Décision de la division locale de Düsseldorf
Cela est désormais confirmé par une décision rendue le 28 janvier 2025 par la Division Locale de Düsseldorf.
Cette décision (UPC_CFI_355/2023) a été rendue dans le cadre d’un litige opposant Fujifilm Corporation (le demandeur), domicilié au Japon, et trois entités de Kodak (les défendeurs), toutes domiciliés en Allemagne.
Le demandeur reprochait aux défendeurs de contrefaire son brevet européen EP 3 954 009 B1 qui a été validé en Allemagne et au Royaume-Uni.
Arguments des défendeurs
Les défendeurs ont déposé devant la JUB une demande reconventionnelle en nullité de la partie allemande du brevet européen, ainsi qu’une objection préliminaire soutenant que la JUB ne disposait pas de la compétence internationale pour traiter une affaire de contrefaçon au Royaume-Uni.
Les défendeurs ont notamment invoqué l’article 24(4) du Règlement Bruxelles I bis qui stipule que la compétence pour statuer sur la validité d’un brevet européen pour un État membre appartient exclusivement aux juridictions de cet État membre.
Position de la JUB sur sa compétence
La JUB se considère toutefois compétente pour traiter de la contrefaçon au Royaume-Uni, et ce même si une demande reconventionnelle en nullité de la partie allemande du brevet européen est pendante et si la validité de la partie britannique du brevet européen est contestée par voie d’exception.

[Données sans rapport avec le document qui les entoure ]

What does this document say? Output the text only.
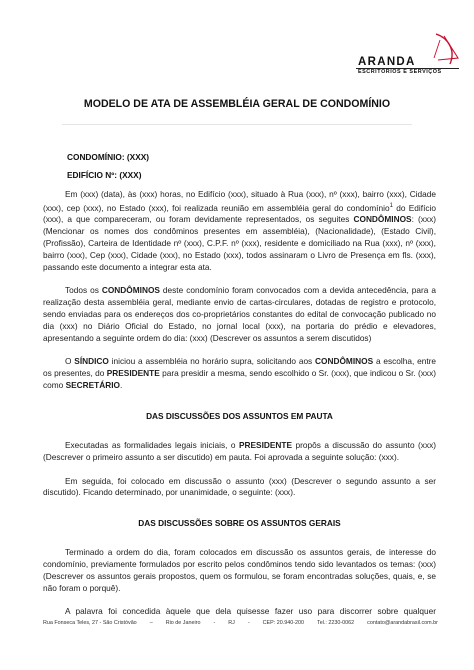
ARANDA
ESCRITÓRIOS E SERVIÇOS
MODELO DE ATA DE ASSEMBLÉIA GERAL DE CONDOMÍNIO
CONDOMÍNIO: (XXX)
EDIFÍCIO Nº: (XXX)

Em (xxx) (data), às (xxx) horas, no Edifício (xxx), situado à Rua (xxx), nº (xxx), bairro (xxx), Cidade (xxx), cep (xxx), no Estado (xxx), foi realizada reunião em assembléia geral do condomínio$^1$ do Edifício (xxx), a que compareceram, ou foram devidamente representados, os seguites CONDÔMINOS: (xxx) (Mencionar os nomes dos condôminos presentes em assembléia), (Nacionalidade), (Estado Civil), (Profissão), Carteira de Identidade nº (xxx), C.P.F. nº (xxx), residente e domiciliado na Rua (xxx), nº (xxx), bairro (xxx), Cep (xxx), Cidade (xxx), no Estado (xxx), todos assinaram o Livro de Presença em fls. (xxx), passando este documento a integrar esta ata.

Todos os CONDÔMINOS deste condomínio foram convocados com a devida antecedência, para a realização desta assembléia geral, mediante envio de cartas-circulares, dotadas de registro e protocolo, sendo enviadas para os endereços dos co-proprietários constantes do edital de convocação publicado no dia (xxx) no Diário Oficial do Estado, no jornal local (xxx), na portaria do prédio e elevadores, apresentando a seguinte ordem do dia: (xxx) (Descrever os assuntos a serem discutidos)

O SÍNDICO iniciou a assembléia no horário supra, solicitando aos CONDÔMINOS a escolha, entre os presentes, do PRESIDENTE para presidir a mesma, sendo escolhido o Sr. (xxx), que indicou o Sr. (xxx) como SECRETÁRIO.

DAS DISCUSSÕES DOS ASSUNTOS EM PAUTA

Executadas as formalidades legais iniciais, o PRESIDENTE propôs a discussão do assunto (xxx) (Descrever o primeiro assunto a ser discutido) em pauta. Foi aprovada a seguinte solução: (xxx).

Em seguida, foi colocado em discussão o assunto (xxx) (Descrever o segundo assunto a ser discutido). Ficando determinado, por unanimidade, o seguinte: (xxx).

DAS DISCUSSÕES SOBRE OS ASSUNTOS GERAIS

Terminado a ordem do dia, foram colocados em discussão os assuntos gerais, de interesse do condomínio, previamente formulados por escrito pelos condôminos tendo sido levantados os temas: (xxx) (Descrever os assuntos gerais propostos, quem os formulou, se foram encontradas soluções, quais, e, se não foram o porquê).

A palavra foi concedida àquele que dela quisesse fazer uso para discorrer sobre qualquer

Rua Fonseca Teles, 27 - São Cristóvão – Rio de Janeiro - RJ - CEP: 20.940-200 Tel.: 2230-0062 contato@arandabrasil.com.br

Fondement juridique invoqué par la JUB
La décision explique que la compétence internationale des tribunaux de l'État membre dans lequel le défendeur est domicilié en vertu de l'article 4(1) du Règlement Bruxelles I bis est « universelle ». Elle peut donc s'étendre à la contrefaçon du brevet européen commise dans tous les États pour lesquels il a été délivré. Cette disposition permet au titulaire d’un brevet européen de porter toutes ses demandes en contrefaçon devant une seule juridiction et d'obtenir une réparation globale auprès d'une seule instance. Si le contrefacteur présumé soulève une exception de nullité de parties nationales du brevet validées pour des États différents de celui de la juridiction saisie, cette dernière ne perd pas sa compétence pour connaître de l'action.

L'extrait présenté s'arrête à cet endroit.